The Constellation restructuring demonstrates that the BVI is at the forefront of global legal developments in insolvency and restructuring. By granting its first ever "soft touch' provisional liquidation and sanctioning a rare creditor scheme of arrangement, the BVI continues to prove that it will constantly evolve to keep pace with global developments.
The availability of soft-touch provisional liquidation in the BVI is a significant development for the BVI, making it an attractive jurisdiction to conduct cross-border corporate restructurings. With over 400,000 companies incorporated in the BVI, coupled with the current global economic position, it is highly likely that the BVI courts will see many more restructuring matters in the coming months and years.

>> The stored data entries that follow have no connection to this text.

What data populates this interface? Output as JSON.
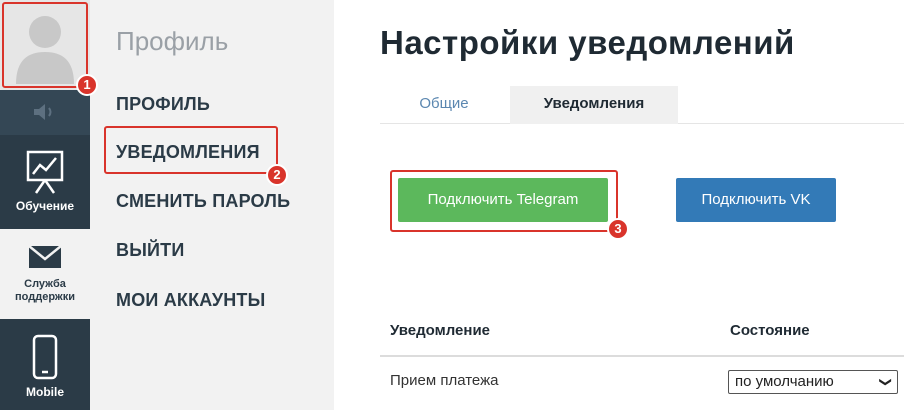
{
  "sidebar": {
    "learn_label": "Обучение",
    "support_label": "Служба поддержки",
    "mobile_label": "Mobile"
  },
  "profile_menu": {
    "title": "Профиль",
    "items": [
      {
        "label": "ПРОФИЛЬ"
      },
      {
        "label": "УВЕДОМЛЕНИЯ"
      },
      {
        "label": "СМЕНИТЬ ПАРОЛЬ"
      },
      {
        "label": "ВЫЙТИ"
      },
      {
        "label": "МОИ АККАУНТЫ"
      }
    ]
  },
  "main": {
    "title": "Настройки уведомлений",
    "tabs": [
      {
        "label": "Общие",
        "active": false
      },
      {
        "label": "Уведомления",
        "active": true
      }
    ],
    "buttons": {
      "telegram": "Подключить Telegram",
      "vk": "Подключить VK"
    },
    "table": {
      "headers": [
        "Уведомление",
        "Состояние"
      ],
      "rows": [
        {
          "name": "Прием платежа",
          "state": "по умолчанию"
        }
      ]
    }
  },
  "annotations": [
    "1",
    "2",
    "3"
  ],
  "colors": {
    "rail": "#2b3b47",
    "panel": "#f2f2f2",
    "telegram_button": "#5cb85c",
    "vk_button": "#337ab7",
    "highlight": "#d9342b",
    "tab_link": "#5b87b0"
  }
}
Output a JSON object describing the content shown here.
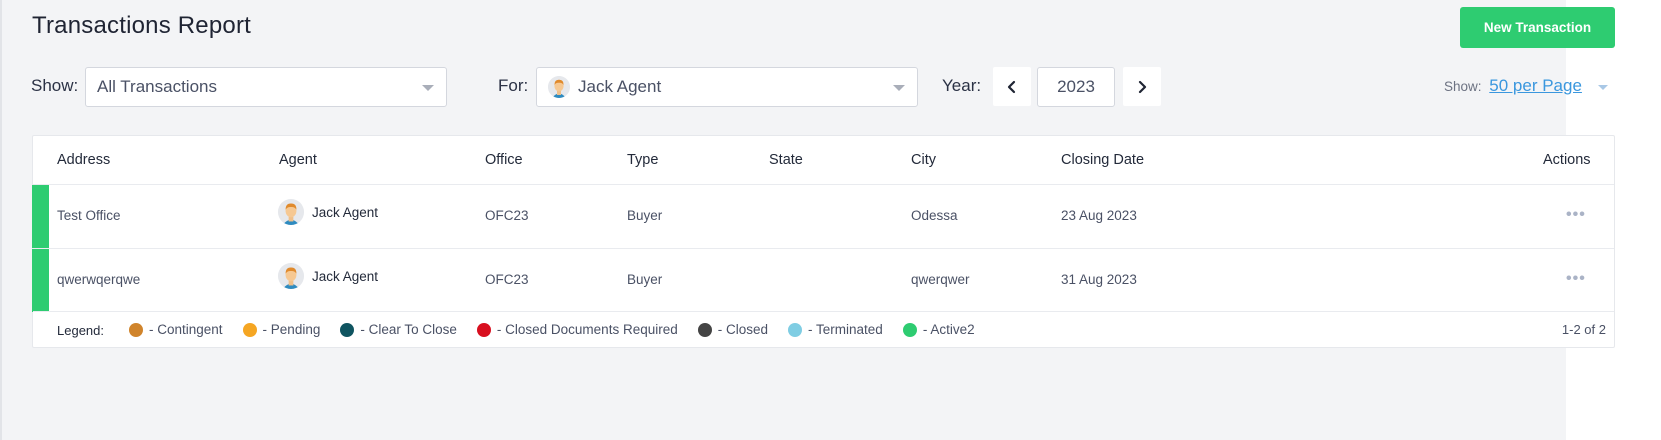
{
  "page": {
    "title": "Transactions Report"
  },
  "toolbar": {
    "new_label": "New Transaction"
  },
  "filters": {
    "show_label": "Show:",
    "show_value": "All Transactions",
    "for_label": "For:",
    "for_value": "Jack Agent",
    "year_label": "Year:",
    "year_value": "2023",
    "per_page_prefix": "Show:",
    "per_page_value": "50 per Page"
  },
  "table": {
    "columns": [
      "Address",
      "Agent",
      "Office",
      "Type",
      "State",
      "City",
      "Closing Date",
      "Actions"
    ],
    "rows": [
      {
        "address": "Test Office",
        "agent": "Jack Agent",
        "office": "OFC23",
        "type": "Buyer",
        "state": "",
        "city": "Odessa",
        "closing_date": "23 Aug 2023",
        "status_color": "#2ecc71"
      },
      {
        "address": "qwerwqerqwe",
        "agent": "Jack Agent",
        "office": "OFC23",
        "type": "Buyer",
        "state": "",
        "city": "qwerqwer",
        "closing_date": "31 Aug 2023",
        "status_color": "#2ecc71"
      }
    ],
    "actions_icon": "more-horizontal-icon"
  },
  "legend": {
    "label": "Legend:",
    "items": [
      {
        "label": "- Contingent",
        "color": "#d0842b"
      },
      {
        "label": "- Pending",
        "color": "#f5a623"
      },
      {
        "label": "- Clear To Close",
        "color": "#0f5460"
      },
      {
        "label": "- Closed Documents Required",
        "color": "#d80f1f"
      },
      {
        "label": "- Closed",
        "color": "#444444"
      },
      {
        "label": "- Terminated",
        "color": "#7fcde3"
      },
      {
        "label": "- Active2",
        "color": "#2ecc71"
      }
    ]
  },
  "pagination": {
    "summary": "1-2 of 2"
  },
  "icons": {
    "prev": "chevron-left-icon",
    "next": "chevron-right-icon",
    "caret": "caret-down-icon",
    "avatar": "agent-avatar-icon"
  }
}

The BVI Court has shown throughout this process that it is willing to hear matters on an urgent basis and grant assistance, consider the position and be prepared to cooperate with international courts to put in place the necessary protections in order to act in the best interests of the parties involved.
Once again the BVI has shown that the BVI Court and its approach to the Territory's corporate and insolvency laws offers a truly modern and adaptable forum for dealing with the largest and most complex corporate restructurings – whatever outside circumstances may prevail.